Code Review Components

  • Change - A Change represents a submission to a code review and/or source control system. They are used by AutoTransform to manage these submissions to do things like land approved code, abandon stale changes, etc…

  • Step - A Step is used by AutoTransform to determine what Actions to take for a given Change. They evaluate criteria and determine what should be done for handling an outstanding Change. Most Step logic can be handled through the use of the ConditionalStep, requiring only the creation of new Conditions.

Other Components

  • Config Fetcher - The ConfigFetcher allows for configuration of AutoTransform as a whole. This includes things like specifying custom component imports as well as providing credentials, such as a github token. There are two config fetchers provided as part of AutoTransform that can be selected based on the AUTO_TRANSFORM_CONFIG environment variable:

    • Default - Pulls configuration from config.json files. This is the easiest choice for local use cases on a developers machine. The files used will be a config.json file in the autotransform-config package itself, a config relative to the root of a git repo if inside one {repo}/autotransform/config.json, and a config relative to the current working directory {cwd}/autotransform/config.json. The relative path of the repo and cwd configs can be specified by environment variables AUTO_TRANSFORM_(REPO/CWD)_CONFIG_PATH. Settings duplicated across files will prefer cwd configs to repo configs to package configs.

    • Environment - Pulls configuration from environment variables, using names that match the pattern: AUTO_TRANSFORM_<SETTING> where setting represents the setting that would be used in a config.json file, such as AUTO_TRANSFORM_GITHUB_TOKEN. This is the preferred option for production use cases.

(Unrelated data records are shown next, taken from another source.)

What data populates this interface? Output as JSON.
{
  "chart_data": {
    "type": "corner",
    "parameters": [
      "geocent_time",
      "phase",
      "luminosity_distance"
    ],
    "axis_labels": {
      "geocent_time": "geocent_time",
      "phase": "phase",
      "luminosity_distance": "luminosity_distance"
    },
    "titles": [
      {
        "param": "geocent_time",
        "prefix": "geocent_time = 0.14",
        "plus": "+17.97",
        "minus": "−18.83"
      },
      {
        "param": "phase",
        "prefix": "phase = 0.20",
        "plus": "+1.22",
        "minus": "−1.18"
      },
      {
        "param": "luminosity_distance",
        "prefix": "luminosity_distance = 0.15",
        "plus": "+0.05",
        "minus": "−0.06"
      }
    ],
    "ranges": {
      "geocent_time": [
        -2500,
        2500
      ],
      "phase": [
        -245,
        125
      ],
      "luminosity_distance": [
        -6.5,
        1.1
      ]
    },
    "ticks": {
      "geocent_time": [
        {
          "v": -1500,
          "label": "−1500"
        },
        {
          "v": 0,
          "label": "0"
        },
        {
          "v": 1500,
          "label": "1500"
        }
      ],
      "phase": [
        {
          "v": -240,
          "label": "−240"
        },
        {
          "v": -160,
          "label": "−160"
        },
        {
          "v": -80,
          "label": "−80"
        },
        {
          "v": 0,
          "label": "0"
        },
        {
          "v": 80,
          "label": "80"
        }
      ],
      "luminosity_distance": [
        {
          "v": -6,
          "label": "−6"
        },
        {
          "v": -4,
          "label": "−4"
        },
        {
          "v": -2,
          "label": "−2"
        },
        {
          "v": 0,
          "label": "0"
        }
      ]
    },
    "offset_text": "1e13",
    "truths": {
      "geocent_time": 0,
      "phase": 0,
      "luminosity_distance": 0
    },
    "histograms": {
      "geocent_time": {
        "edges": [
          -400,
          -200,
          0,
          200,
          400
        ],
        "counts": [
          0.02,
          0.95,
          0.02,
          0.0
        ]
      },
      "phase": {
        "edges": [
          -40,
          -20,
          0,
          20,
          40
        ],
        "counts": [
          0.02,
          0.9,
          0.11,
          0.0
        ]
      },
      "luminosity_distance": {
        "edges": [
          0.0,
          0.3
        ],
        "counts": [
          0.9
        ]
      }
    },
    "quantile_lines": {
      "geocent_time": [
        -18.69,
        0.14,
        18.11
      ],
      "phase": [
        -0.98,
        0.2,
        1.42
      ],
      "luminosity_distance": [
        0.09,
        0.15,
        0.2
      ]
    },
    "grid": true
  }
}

    • Custom - A custom ConfigFetcher can be used by setting AUTO_TRANSFORM_CONFIG to a JSON encoding of {class_name: <The name of a class extending ConfigFetcher>, module: <the fully qualified module where the class exists>, data: <A dictionary containing any data needed to instantiate the fetcher>}

  • Item - An item represents a potential input to a transformation. It can represent a file or any other logical object. All Items must have keys that uniquely identify them within their type. While items of different types can have the same key, separate items of the same type must have unique keys. Subclasses of Item can provide utility functionality, or support strongly typed extra data.

  • Runner - Runner components are used to trigger a run of AutoTransform either locally or on an organization’s remote infrastructure or job queue system. This allows organizations to set up integrations with their infrastructure to speed up developers by offloading the runs of AutoTransform. Additionally, remote infrastructure is used by scheduling logic when setting up scheduled runs of AutoTransform.